An eight-hour mediation meeting between the two and labour officials on Tuesday came to naught as they could not come to a common understanding, and indications are that the matter will be forwarded for arbitration. But BMWU were done a damning blow when the mediator ruled in his advisory award that Moolman mining was in the right, thereby painting a gloomy picture for any chances of success for BMWU going forward.
BMWU and Moolman have for some time been embroiled in a bitter fight over retrenchment packages which started recently when the mining company embarked on a massive retrenchment exercise at its Mowana and Tati Nickel plants. BMWU feels that the retrenchment package that Moolman is offering its employees is a rip off and therefore initiated negotiations with the mining company. However, Moolman stuck to its guns and maintained that what it was offering the employees was enough, and BMWU had no option but to seek the intervention of the labor department.
By Friday last week, 177 of the targeted 400 employees were slapped with retrenchment letters. Speaking to The Sunday Standard on Friday BMWU’s Kealeboga Keakantse said that there are unconfirmed reports that the number might have exceeded the list of 177 that they had initially received from Moolman.

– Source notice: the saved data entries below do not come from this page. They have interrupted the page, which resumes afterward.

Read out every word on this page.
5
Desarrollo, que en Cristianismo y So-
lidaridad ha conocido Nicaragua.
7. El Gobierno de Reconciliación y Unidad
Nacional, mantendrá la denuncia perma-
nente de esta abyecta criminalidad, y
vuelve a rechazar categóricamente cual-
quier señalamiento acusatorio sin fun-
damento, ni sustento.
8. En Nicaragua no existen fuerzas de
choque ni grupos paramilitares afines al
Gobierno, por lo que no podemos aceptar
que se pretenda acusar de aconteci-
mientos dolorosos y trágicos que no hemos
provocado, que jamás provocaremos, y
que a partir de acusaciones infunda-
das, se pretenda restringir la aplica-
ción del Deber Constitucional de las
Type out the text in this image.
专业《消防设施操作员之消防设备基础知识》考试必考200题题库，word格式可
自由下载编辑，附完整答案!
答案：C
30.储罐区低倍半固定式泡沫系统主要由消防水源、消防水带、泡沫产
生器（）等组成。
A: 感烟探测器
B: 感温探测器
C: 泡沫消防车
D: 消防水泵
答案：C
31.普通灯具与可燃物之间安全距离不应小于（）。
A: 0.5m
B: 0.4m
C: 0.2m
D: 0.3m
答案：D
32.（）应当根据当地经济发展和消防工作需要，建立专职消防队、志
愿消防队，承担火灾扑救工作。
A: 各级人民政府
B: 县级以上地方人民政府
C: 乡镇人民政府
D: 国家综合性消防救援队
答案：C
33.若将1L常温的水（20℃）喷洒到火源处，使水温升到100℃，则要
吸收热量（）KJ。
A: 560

In a January 29th letter signed by Sean Stirling, Moolman management informed the employees that their positions have “become redundant” and therefore they “will be retrenched with immediate effect.”
In response, BMWU accused Moolman mining of unfair retrenchment as the mining company had failed to give the employees a reasonable notice of intention to retrench. The union felt that instead of slapping the unsuspecting employees with letters stating that they will be retrenched with immediate effect, the mining company should have given the employees at least three months notice of intention to retrench.
The union therefore felt that because of this mishap the mining company should pay the employees three months monetary compensation. Moolman management on the other hand felt that they had consulted the union, the commissioner of labor, and all employees and given them one month’s payment in lieu of notice. Moolman therefore maintained that they had acted in accordance with the processions of Section 25 of the Employment Act (CAP47:01) and with the provisions of the universal labour standards of the International Labour Organization.
In his advisory award, the mediator, Kebonyemodisa Lerothodi, said that Moolman’s retrenchment exercise was fair, justified, and valid in that it was sparked by the worldwide economic meltdown. He also said that several union and management consultative meetings were held regarding the intended retrenchment. However, he conceded that the two failed to come to a common understanding in all of the said meetings. At the crux of the matter is BMWU’s contention that Botswana’s Employment Act shortchanges the employee because it gives the employer the upper hand.
“The law states that in such consultations it is the duty of the employer to consult and not necessarily to negotiate. Basically the union and the employees can only be consulted but they cannot bargain,” said Keakantse.
“Management’s position was that the issue of retrenchment and separation of packages were consultative in nature while the union’s position was that the retrenchment is consultative and the issue of separation of packages was negotiable. I, therefore find that retrenchment of the affected employees was procedurally fair,” stated the mediator.
He also maintained that the retrenchment was lawful in that the affected employees were not only given notice of intention to retrench but also paid one months salary in lieu of notice.
In their retrenchment letters, Moolman offered employees one day’s basic pay for each month of continuous employment and one week’s pay for every year of continuous employment. BMWU on the other hand feels that the retrenchment package will benefit only a few of the employees while a majority of them walk away empty-handed.
BMWU’s Kealeboga Keakantse told The Sunday Standard earlier that most employees have been employed for less than a year and the decision by Moolman to award employees with one week’s pay for every year of employment will automatically disqualify them from benefiting. The union, therefore, demanded three weeks pay for every year of service or a minimum separation package of P 20 000, whichever is greater.
The mediator said that the disputing parties have not entered into a collective labour agreement regarding retrenchments. He also maintained that the Trade Dispute Act classifies such disputes as disputes of interest, which cannot be settled by a mediation process. He therefore advised the two parties to renegotiate and refer the matter to an arbitrator if they reach a stalemate.
For his part Keakantse accused the mediator of applying double standards as he was making partial rulings in a matter in which he maintains that he has no jurisdiction. “We are a bit confused here because the mediator maintains that he cannot make rulings on matters concerning disputes of interests and yet continues to make partial rulings on the very matter on which disputes of interest are an integral element,” he said.
On other issues the mediator advised that only employees who had been redeployed to Mowana be paid P750.00 as repatriation fee he also advised that the advisory award is not binding to either party to the dispute.
BMWU management is still to meet to chart the way forward. However, Keakantse expressed worry that even while the matter is still being negotiated, Moolman is continuing with their retrenchment process. Moolman management could not be reached for comment.